Но Анжелику Шекспир не пронял. Или она о нём только слышала мельком, не более.
– Ты в секту вступил, что ли? Сразу бы и сказал! – лицо Анжелики просветлело. – Значит, это сектанты
– Почему сектанты? Правозащитники…
– Еще хуже! Правозащитники – как один иностранные агенты. Думают, управы на них нет. А вот и есть! Еще какая есть! И если ты, Брончин, на них надеешься, то зря.
– Я должен на кого-то надеяться? У меня и в мыслях этого нет.
– А что у тебя в мыслях есть?
– Понимаешь, Лика, какая штука приключилась… Вчера ко мне на квартиру – ну, в ту конуру, куда ты меня упрятала…
– Очень приличная квартира… – перебила меня Лика, но я продолжил:
– В ту конуру явилась троица, и велела мне убираться немедленно. Мол, у хозяина на неё другие планы. А мне куда-то в заповедник ехать нужно, не помню уж в какой. Баргузинский или Графский…
– Приокский, Брончин, Приокский…– и осеклась.
– Я почему-то так и решил, что ты знаешь.
– Ну, и знаю. Что такого? Пожить в заповеднике врачи советуют. Тихое, спокойное место, хорошая экология. Для здоровья очень полезно.
– Не спорю. Сам планирую пожить в тихом и здоровом месте. Но попозже. А пока пришлось уйти с той квартиры, раз хозяин настаивает. Их там трое было, вместе с хозяином, а мне много ли нужно? Стукнут раз по голове, стукнут другой – и всё лечение прахом. Мне так гуру и сказал – береги, Витя, голову, на неё у тебя вся надежда.
– Что за гуру?
– Ты сама его сектантом назвала. А он академик. Академик Чёрной Земли, высшей ступени посвящения.

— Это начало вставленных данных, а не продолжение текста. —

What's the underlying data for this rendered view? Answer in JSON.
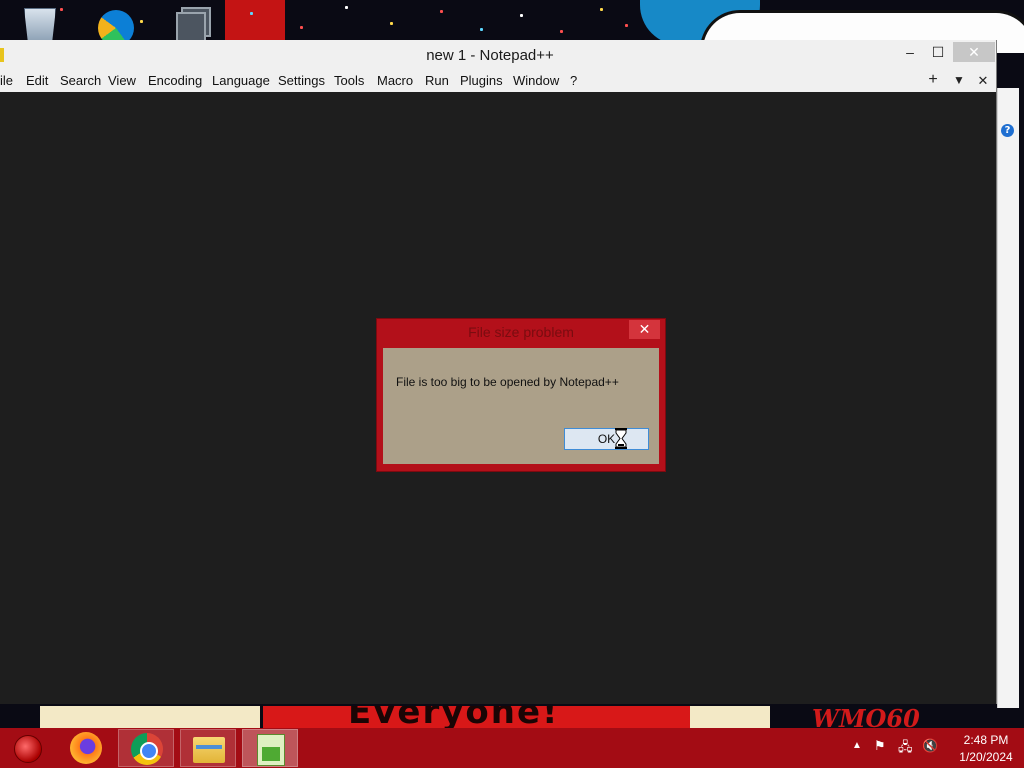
{
  "window": {
    "title": "new 1 - Notepad++",
    "minimize_label": "–",
    "maximize_label": "☐",
    "close_label": "✕"
  },
  "menu": [
    "ile",
    "Edit",
    "Search",
    "View",
    "Encoding",
    "Language",
    "Settings",
    "Tools",
    "Macro",
    "Run",
    "Plugins",
    "Window",
    "?"
  ],
  "tab_controls": {
    "new_tab": "+",
    "list_tabs": "▼",
    "close_tab": "✕"
  },
  "dialog": {
    "title": "File size problem",
    "close_label": "✕",
    "message": "File is too big to be opened by Notepad++",
    "ok_label": "OK"
  },
  "taskbar": {
    "apps": [
      {
        "name": "start",
        "icon": "start-orb-icon"
      },
      {
        "name": "Firefox",
        "icon": "firefox-icon"
      },
      {
        "name": "Google Chrome",
        "icon": "chrome-icon"
      },
      {
        "name": "File Explorer",
        "icon": "folder-icon"
      },
      {
        "name": "Notepad++",
        "icon": "notepadpp-icon",
        "active": true
      }
    ],
    "tray": {
      "chevron": "▲",
      "flag": "⚑",
      "network": "🖧",
      "volume": "🔇"
    },
    "clock": {
      "time": "2:48 PM",
      "date": "1/20/2024"
    }
  },
  "wallpaper": {
    "banner_text": "Everyone!",
    "corner_text": "WMO60",
    "accent_color": "#d81818"
  },
  "desktop_icons": [
    "recycle-bin-icon",
    "edge-icon",
    "task-view-icon"
  ]
}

– Ну, я же говорила… Полечили тебя, да не в ту сторону. А сюда ты зачем пришел?
– Зачем домой приходят? Жить, конечно. Не под забором же спать, когда у меня такие хоромы. Это даже и глупо.
– Но это… Это теперь не твой дом!
– Разве?
– Ты… Ты зарегистрирован в другом месте!
– Ну и что? Ты вот зарегистрирована здесь, но квартира-то моя! Моя и только моя!
– По документам…
– И по документам тоже, – я рисковал, но не особенно. Если бы квартирой Лика или же неизвестный, но страшный Игорь уже овладели бесспорно, то я, вернее, Брончин, был бы мёртв. – Пока в деле точка не поставлена, дело не закончено. – А доверенность отозвать не сложно. Я уже отозвал.

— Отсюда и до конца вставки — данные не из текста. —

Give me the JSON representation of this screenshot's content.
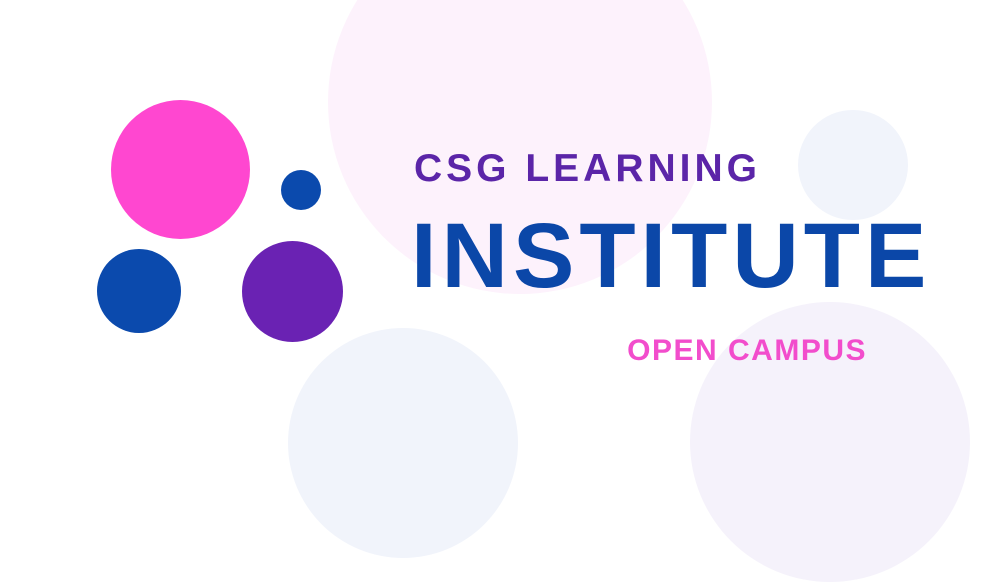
{
  "brand": {
    "line1": "CSG LEARNING",
    "line2": "INSTITUTE",
    "line3": "OPEN CAMPUS"
  },
  "colors": {
    "pink": "#ff47d0",
    "navy": "#0b4aad",
    "purple": "#6a22b3",
    "line1_text": "#5b25a8",
    "line2_text": "#0b47a8",
    "line3_text": "#f24dcc"
  },
  "icons": {
    "logo": "four-dots-logo-icon"
  }
}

– Не получится. Я – твой опекун!
– Развелась со мной, инвалидом, получившим увечье на военной службе, выгнала из дома и – опекун? Это и с детдомовцами не всегда проходит, а уж со мной…
– Ты идиот! Дурак со справкой! И я с тобой не разводилась!
– Сказала бы сразу, я ведь не зря спрашивал. А то паспорт, говоришь, меняю…
– На суд надеешься? Да кто ты для суда?
– А ты?
– Не обо мне дело! Ты об Игоре подумал?
– Он что, президент, Игорь? Его правая рука?
– Уж не знаю, но суд у него – в кулаке.
– Точно? Не раз доказано в научном опыте? Или это он сам так говорит? Нет, не спорю, тебе Игорь кажется человеком крупным, даже всемогущим, так любой мышке страшнее кошки зверя нет.
– А ты не мышка? Больной капитанишко, подумаешь…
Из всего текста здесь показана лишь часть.